T-Shaped-N-Doped Polycyclic Aromatic Hydrocarbons: A New Concept of Dopant-Free Organic Hole-Transporting Materials for Perovskite Solar Cells
Jakub Wagner, Rohit D. Chavan, Joanna Kruszyńska, Muhammad Ans, Apurba Mahapatra, Nada Mrkyvkova, Peter Šiffalovič, Pankaj Yadav, Murat Ebiç, Seçkin Akın, Adam Kubas, Marcin Lindner, Daniel Prochowicz
Abstract
Although metal halide perovskites are positioned as the most powerful light-harvesting materials for sustainable energy conversion, there is a need for a thorough understanding of molecular design principles that would guide better engineering of organic hole-transporting materials, which are vital for boosting the performance and stability of perovskite solar cells.

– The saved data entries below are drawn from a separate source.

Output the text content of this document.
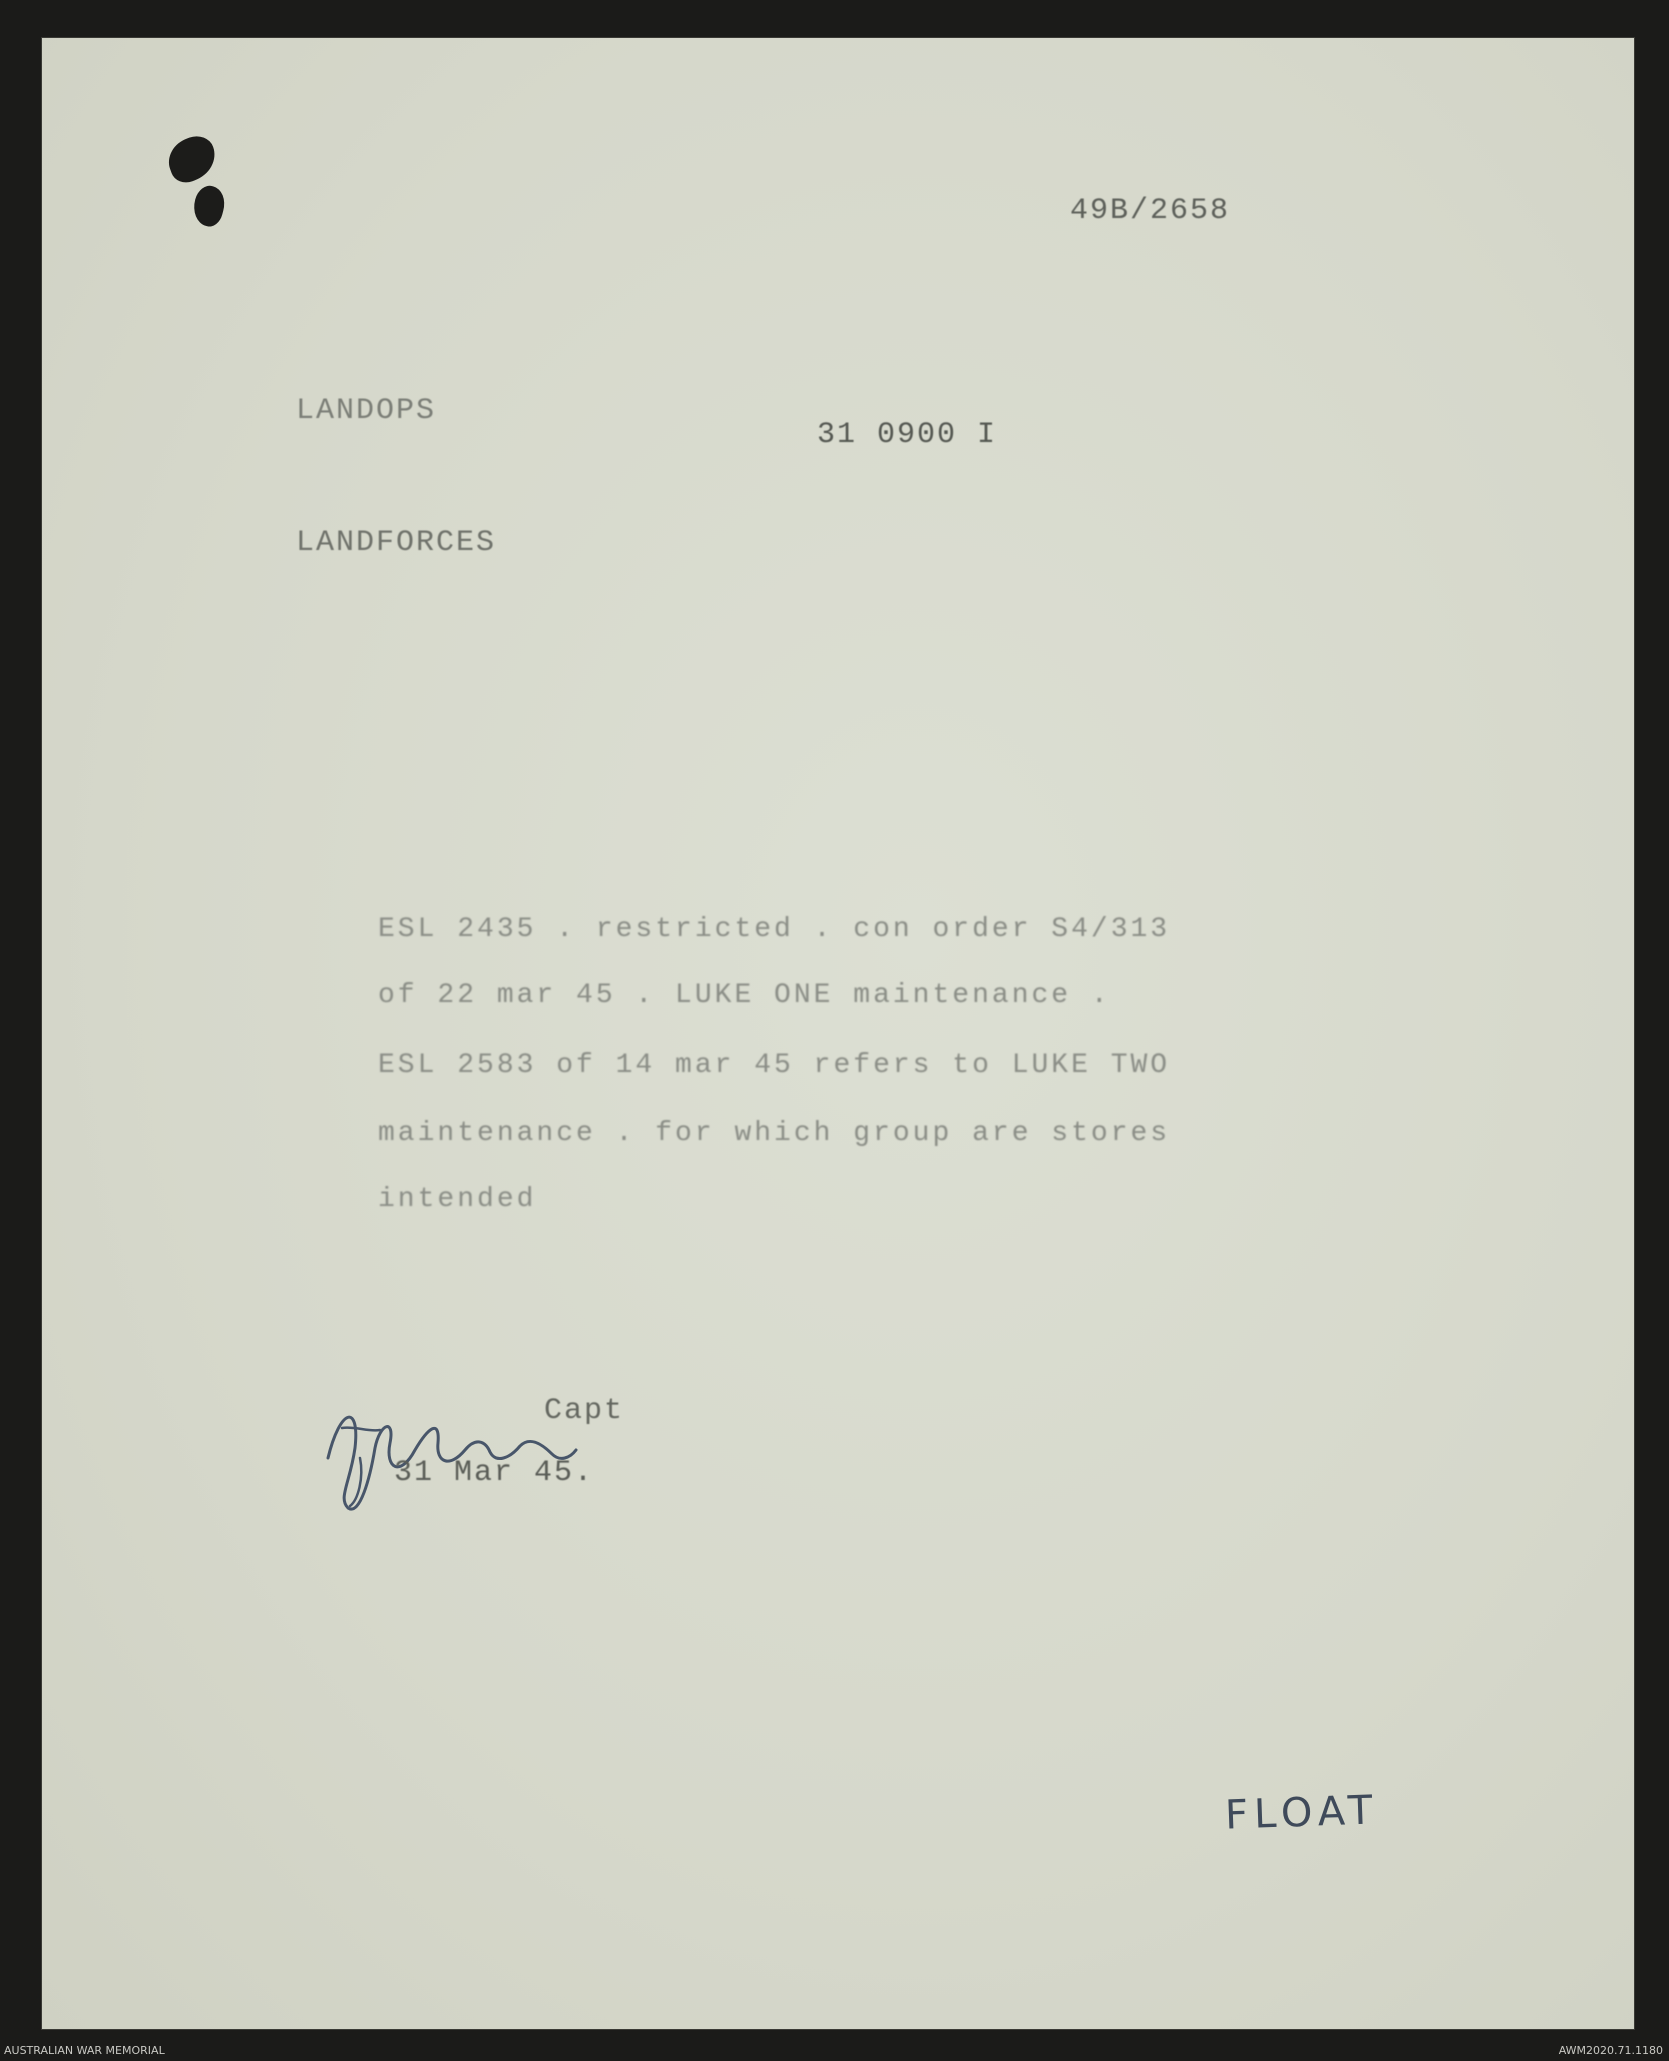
49B/2658
LANDOPS
31 0900 I
LANDFORCES
ESL 2435 . restricted . con order S4/313
of 22 mar 45 . LUKE ONE maintenance .
ESL 2583 of 14 mar 45 refers to LUKE TWO
maintenance . for which group are stores
intended
Capt
31 Mar 45.
FLOAT
AUSTRALIAN WAR MEMORIAL	AWM2020.71.1180
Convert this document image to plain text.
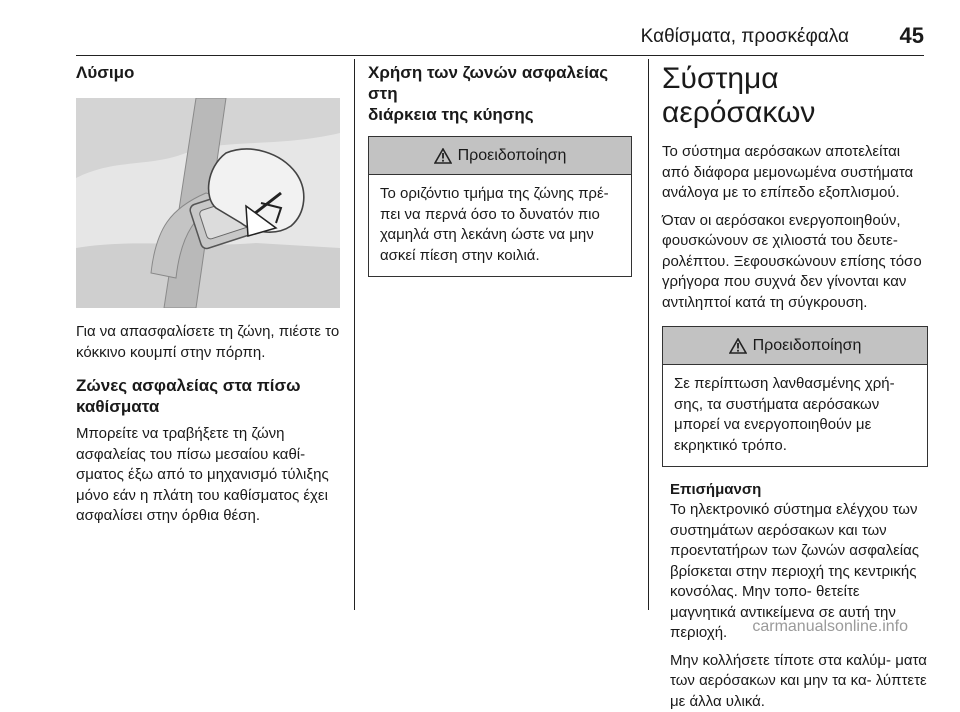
Καθίσματα, προσκέφαλα 45
Λύσιμο

Για να απασφαλίσετε τη ζώνη, πιέστε το κόκκινο κουμπί στην πόρπη.

Ζώνες ασφαλείας στα πίσω
καθίσματα

Μπορείτε να τραβήξετε τη ζώνη ασφαλείας του πίσω μεσαίου καθί- σματος έξω από το μηχανισμό τύλιξης μόνο εάν η πλάτη του καθίσματος έχει ασφαλίσει στην όρθια θέση.

Χρήση των ζωνών ασφαλείας στη
διάρκεια της κύησης
Προειδοποίηση
Το οριζόντιο τμήμα της ζώνης πρέ- πει να περνά όσο το δυνατόν πιο χαμηλά στη λεκάνη ώστε να μην ασκεί πίεση στην κοιλιά.
Σύστημα αερόσακων

Το σύστημα αερόσακων αποτελείται από διάφορα μεμονωμένα συστήματα ανάλογα με το επίπεδο εξοπλισμού.

Όταν οι αερόσακοι ενεργοποιηθούν, φουσκώνουν σε χιλιοστά του δευτε- ρολέπτου. Ξεφουσκώνουν επίσης τόσο γρήγορα που συχνά δεν γίνονται καν αντιληπτοί κατά τη σύγκρουση.

Προειδοποίηση
Σε περίπτωση λανθασμένης χρή- σης, τα συστήματα αερόσακων μπορεί να ενεργοποιηθούν με εκρηκτικό τρόπο.
Επισήμανση

Το ηλεκτρονικό σύστημα ελέγχου των συστημάτων αερόσακων και των προεντατήρων των ζωνών ασφαλείας βρίσκεται στην περιοχή της κεντρικής κονσόλας. Μην τοπο- θετείτε μαγνητικά αντικείμενα σε αυτή την περιοχή.

Μην κολλήσετε τίποτε στα καλύμ- ματα των αερόσακων και μην τα κα- λύπτετε με άλλα υλικά.

carmanualsonline.info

To address this formidable challenge, here, we developed a new design strategy based on the curved N-doped polycyclic aromatic hydrocarbon merged with T-shaped phenazines being decorated with (phenyl)-di- p -methoxyphenylamine (OMeTAD)─N-PAH23/24 and -3,6-ditertbutyl carbazole (TBCz)─N-PAH25/26. As N-PAH23/24 exhibited satisfying thermal stability, the comparative studies performed with various experimental and simulation methods revealed a pronounced correlation between the depth of the central cyclazine core and the form of the T-shape units. This proved to be a crucial factor in controlling their π–π intermolecular interaction as well as self-assembly behavior with the perovskite layer, leading to enhanced humidity resistance, operational stability, and a maximum power conversion efficiency of 20.39% denoted for N-PAH23, which is superior to the benchmarked device with doped spiro-OMeTAD (19.23%). These studies not only resulted in optimized stability and device performance but also opened a conceptually new chemical space in the photovoltaic technology.